F1においてフラップとは気流を跳ね上げてダウンフォースを発生させる装備だが、フェラーリが採ったこの手法はタイヤ下に空気を引き込もうというものだ。タイヤが発生する乱流との干渉を抑制する意図だろう。似た処理は、アルファロメオやトロロッソ・ホンダらにも見られる。
■メルセデスに対しレース距離換算で16.5秒の差か
一方で跳ね馬の主なライバル、メルセデスやレッドブル・ホンダはテスト段階では通常の跳ね上げで、同じ手法は採用していない。このフロントウイング処理は、いまのところどちらが正解とも言えないが、19年シーズンが進んでいく上でのひとつの開発キーとなるのではないか。
SF90に関して、ベッテルと新加入のシャルル・ルクレールは、「乗りやすいマシン」だと口をそろえた。この乗りやすさが、もしかするとSF90が現状メルセデスに差をつけている部分かもしれない。SF90最速説の最大の根拠は、実はテスト最終日の1日前にある。
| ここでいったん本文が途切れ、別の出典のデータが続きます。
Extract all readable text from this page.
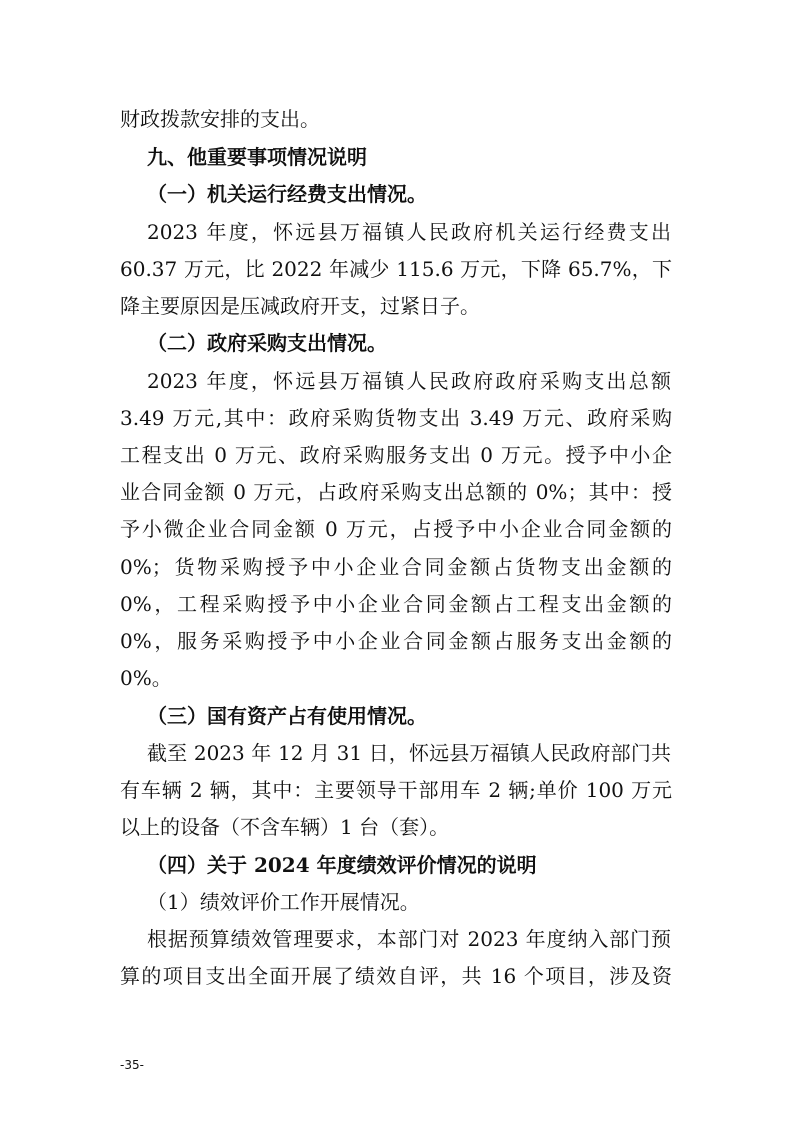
财政拨款安排的支出。
九、他重要事项情况说明
（一）机关运行经费支出情况。
2023 年度，怀远县万福镇人民政府机关运行经费支出
60.37 万元，比 2022 年减少 115.6 万元，下降 65.7%，下
降主要原因是压减政府开支，过紧日子。
（二）政府采购支出情况。
2023 年度，怀远县万福镇人民政府政府采购支出总额
3.49 万元,其中：政府采购货物支出 3.49 万元、政府采购
工程支出 0 万元、政府采购服务支出 0 万元。授予中小企
业合同金额 0 万元，占政府采购支出总额的 0%；其中：授
予小微企业合同金额 0 万元，占授予中小企业合同金额的
0%；货物采购授予中小企业合同金额占货物支出金额的
0%，工程采购授予中小企业合同金额占工程支出金额的
0%，服务采购授予中小企业合同金额占服务支出金额的
0%。
（三）国有资产占有使用情况。
截至 2023 年 12 月 31 日，怀远县万福镇人民政府部门共
有车辆 2 辆，其中：主要领导干部用车 2 辆;单价 100 万元
以上的设备（不含车辆）1 台（套）。
（四）关于 2024 年度绩效评价情况的说明
（1）绩效评价工作开展情况。
根据预算绩效管理要求，本部门对 2023 年度纳入部门预
算的项目支出全面开展了绩效自评，共 16 个项目，涉及资
-35-
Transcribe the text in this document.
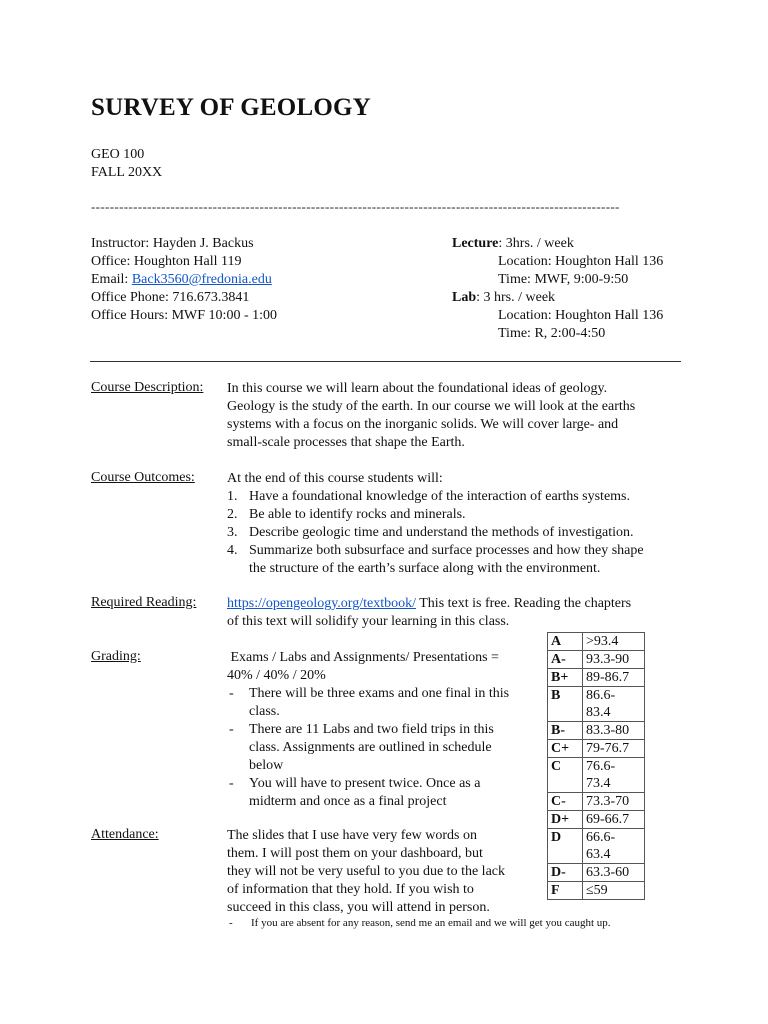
SURVEY OF GEOLOGY
GEO 100
FALL 20XX
-----------------------------------------------------------------------------------------------------------------
Instructor: Hayden J. Backus
Office: Houghton Hall 119
Email: Back3560@fredonia.edu
Office Phone: 716.673.3841
Office Hours: MWF 10:00 - 1:00
Lecture: 3hrs. / week
Location: Houghton Hall 136
Time: MWF, 9:00-9:50
Lab: 3 hrs. / week
Location: Houghton Hall 136
Time: R, 2:00-4:50
Course Description: In this course we will learn about the foundational ideas of geology.
Geology is the study of the earth. In our course we will look at the earths
systems with a focus on the inorganic solids. We will cover large- and
small-scale processes that shape the Earth.
Course Outcomes: At the end of this course students will:
1. Have a foundational knowledge of the interaction of earths systems.
2. Be able to identify rocks and minerals.
3. Describe geologic time and understand the methods of investigation.
4. Summarize both subsurface and surface processes and how they shape
the structure of the earth’s surface along with the environment.
Required Reading: https://opengeology.org/textbook/ This text is free. Reading the chapters
of this text will solidify your learning in this class.
Grading:	Exams / Labs and Assignments/ Presentations =
40% / 40% / 20%
- There will be three exams and one final in this
class.
- There are 11 Labs and two field trips in this
class. Assignments are outlined in schedule
below
- You will have to present twice. Once as a
midterm and once as a final project
A	>93.4

A-	93.3-90

B+	89-86.7

B	86.6-
83.4

B-	83.3-80

C+	79-76.7

C	76.6-
73.4

C-	73.3-70

D+	69-66.7

D	66.6-
63.4

D-	63.3-60

F	≤59
Attendance:	The slides that I use have very few words on
them. I will post them on your dashboard, but
they will not be very useful to you due to the lack
of information that they hold. If you wish to
succeed in this class, you will attend in person.
- If you are absent for any reason, send me an email and we will get you caught up.
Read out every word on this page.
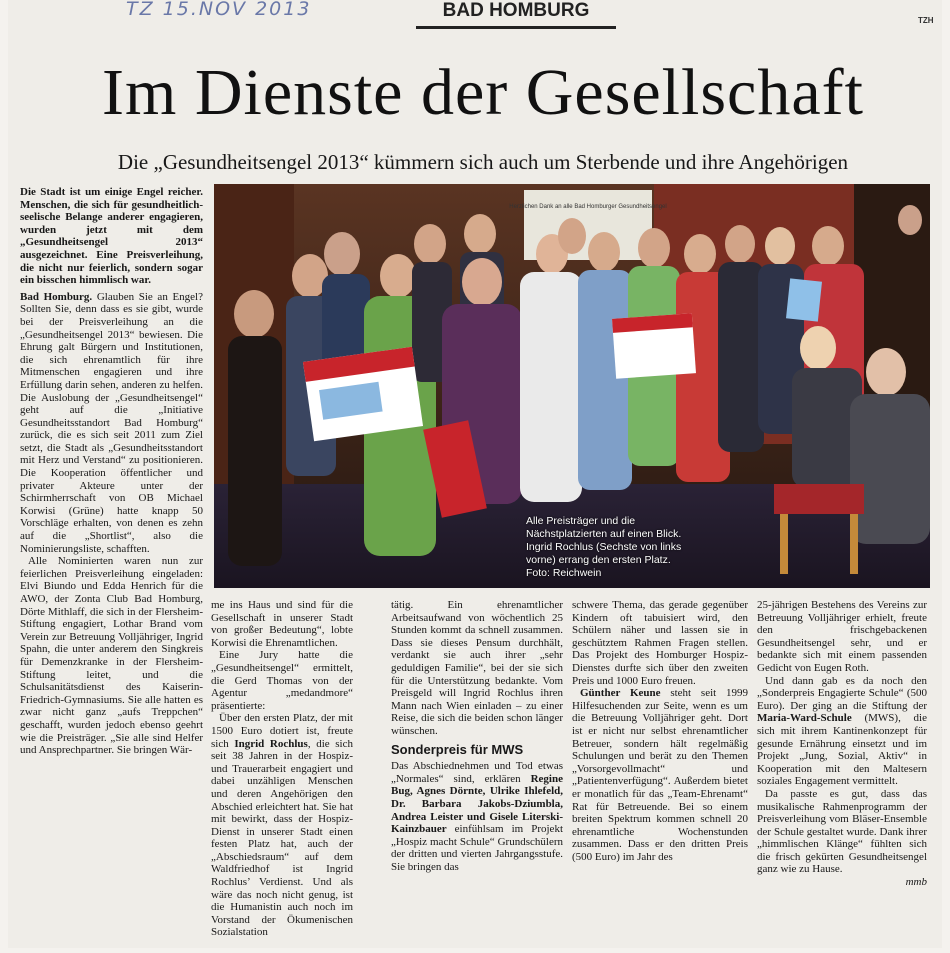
TZ 15.NOV 2013	BAD HOMBURG	TZH
Im Dienste der Gesellschaft
Die „Gesundheitsengel 2013“ kümmern sich auch um Sterbende und ihre Angehörigen

Die Stadt ist um einige Engel reicher. Menschen, die sich für gesundheitlich-seelische Belange anderer engagieren, wurden jetzt mit dem „Gesundheitsengel 2013“ ausgezeichnet. Eine Preisverleihung, die nicht nur feierlich, sondern sogar ein bisschen himmlisch war.

Bad Homburg. Glauben Sie an Engel? Sollten Sie, denn dass es sie gibt, wurde bei der Preisverleihung an die „Gesundheitsengel 2013“ bewiesen. Die Ehrung galt Bürgern und Institutionen, die sich ehrenamtlich für ihre Mitmenschen engagieren und ihre Erfüllung darin sehen, anderen zu helfen. Die Auslobung der „Gesundheitsengel“ geht auf die „Initiative Gesundheitsstandort Bad Homburg“ zurück, die es sich seit 2011 zum Ziel setzt, die Stadt als „Gesundheitsstandort mit Herz und Verstand“ zu positionieren. Die Kooperation öffentlicher und privater Akteure unter der Schirmherrschaft von OB Michael Korwisi (Grüne) hatte knapp 50 Vorschläge erhalten, von denen es zehn auf die „Shortlist“, also die Nominierungsliste, schafften.

Alle Nominierten waren nun zur feierlichen Preisverleihung eingeladen: Elvi Biundo und Edda Henrich für die AWO, der Zonta Club Bad Homburg, Dörte Mithlaff, die sich in der Flersheim-Stiftung engagiert, Lothar Brand vom Verein zur Betreuung Volljähriger, Ingrid Spahn, die unter anderem den Singkreis für Demenzkranke in der Flersheim-Stiftung leitet, und die Schulsanitätsdienst des Kaiserin-Friedrich-Gymnasiums. Sie alle hatten es zwar nicht ganz „aufs Treppchen“ geschafft, wurden jedoch ebenso geehrt wie die Preisträger. „Sie alle sind Helfer und Ansprechpartner. Sie bringen Wär-

Herzlichen Dank an alle Bad Homburger Gesundheitsengel
Alle Preisträger und die Nächstplatzierten auf einen Blick. Ingrid Rochlus (Sechste von links vorne) errang den ersten Platz. Foto: Reichwein

me ins Haus und sind für die Gesellschaft in unserer Stadt von großer Bedeutung“, lobte Korwisi die Ehrenamtlichen.

Eine Jury hatte die „Gesundheitsengel“ ermittelt, die Gerd Thomas von der Agentur „medandmore“ präsentierte:

Über den ersten Platz, der mit 1500 Euro dotiert ist, freute sich Ingrid Rochlus, die sich seit 38 Jahren in der Hospiz- und Trauerarbeit engagiert und dabei unzähligen Menschen und deren Angehörigen den Abschied erleichtert hat. Sie hat mit bewirkt, dass der Hospiz-Dienst in unserer Stadt einen festen Platz hat, auch der „Abschiedsraum“ auf dem Waldfriedhof ist Ingrid Rochlus’ Verdienst. Und als wäre das noch nicht genug, ist die Humanistin auch noch im Vorstand der Ökumenischen Sozialstation

tätig. Ein ehrenamtlicher Arbeitsaufwand von wöchentlich 25 Stunden kommt da schnell zusammen. Dass sie dieses Pensum durchhält, verdankt sie auch ihrer „sehr geduldigen Familie“, bei der sie sich für die Unterstützung bedankte. Vom Preisgeld will Ingrid Rochlus ihren Mann nach Wien einladen – zu einer Reise, die sich die beiden schon länger wünschen.

Sonderpreis für MWS

Das Abschiednehmen und Tod etwas „Normales“ sind, erklären Regine Bug, Agnes Dörnte, Ulrike Ihlefeld, Dr. Barbara Jakobs-Dziumbla, Andrea Leister und Gisele Literski-Kainzbauer einfühlsam im Projekt „Hospiz macht Schule“ Grundschülern der dritten und vierten Jahrgangsstufe. Sie bringen das

schwere Thema, das gerade gegenüber Kindern oft tabuisiert wird, den Schülern näher und lassen sie in geschütztem Rahmen Fragen stellen. Das Projekt des Homburger Hospiz-Dienstes durfte sich über den zweiten Preis und 1000 Euro freuen.

Günther Keune steht seit 1999 Hilfesuchenden zur Seite, wenn es um die Betreuung Volljähriger geht. Dort ist er nicht nur selbst ehrenamtlicher Betreuer, sondern hält regelmäßig Schulungen und berät zu den Themen „Vorsorgevollmacht“ und „Patientenverfügung“. Außerdem bietet er monatlich für das „Team-Ehrenamt“ Rat für Betreuende. Bei so einem breiten Spektrum kommen schnell 20 ehrenamtliche Wochenstunden zusammen. Dass er den dritten Preis (500 Euro) im Jahr des

25-jährigen Bestehens des Vereins zur Betreuung Volljähriger erhielt, freute den frischgebackenen Gesundheitsengel sehr, und er bedankte sich mit einem passenden Gedicht von Eugen Roth.

Und dann gab es da noch den „Sonderpreis Engagierte Schule“ (500 Euro). Der ging an die Stiftung der Maria-Ward-Schule (MWS), die sich mit ihrem Kantinenkonzept für gesunde Ernährung einsetzt und im Projekt „Jung, Sozial, Aktiv“ in Kooperation mit den Maltesern soziales Engagement vermittelt.

Da passte es gut, dass das musikalische Rahmenprogramm der Preisverleihung vom Bläser-Ensemble der Schule gestaltet wurde. Dank ihrer „himmlischen Klänge“ fühlten sich die frisch gekürten Gesundheitsengel ganz wie zu Hause.

mmb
この日はフェラーリのルクレールが終日、メルセデスはバルテリ・ボッタスが午後のドライブを担当。同じピレリの硬い側から2番目の「C2」タイヤを履き、同じ時間帯に両チームがレースシミュレーションを行なっていた。この際のラップタイムペースが、1周につき約0.25秒もフェラーリがメルセデスを上回っていたのだ。これをレース距離に換算すると、16.5秒差となる。
なおボッタスは、一発のタイムを出すことにも苦慮していた。最終日のベッテルとの1000分の3秒差は、ハミルトンだからひねり出せたものかもしれない。ベッテルとルクレールのベストが100分の1秒差に留まるのに対し、ハミルトンとボッタスのギャップはコンマ3秒以上だ。
ただ、フェラーリは昨年も一時期、メルセデスより速いマシンを持っていた。盟主奪回なるかは、開発、ドライバー、マネージメント、チーム力のすべてを今後も高い次元でそろえなければ、かなうものではない。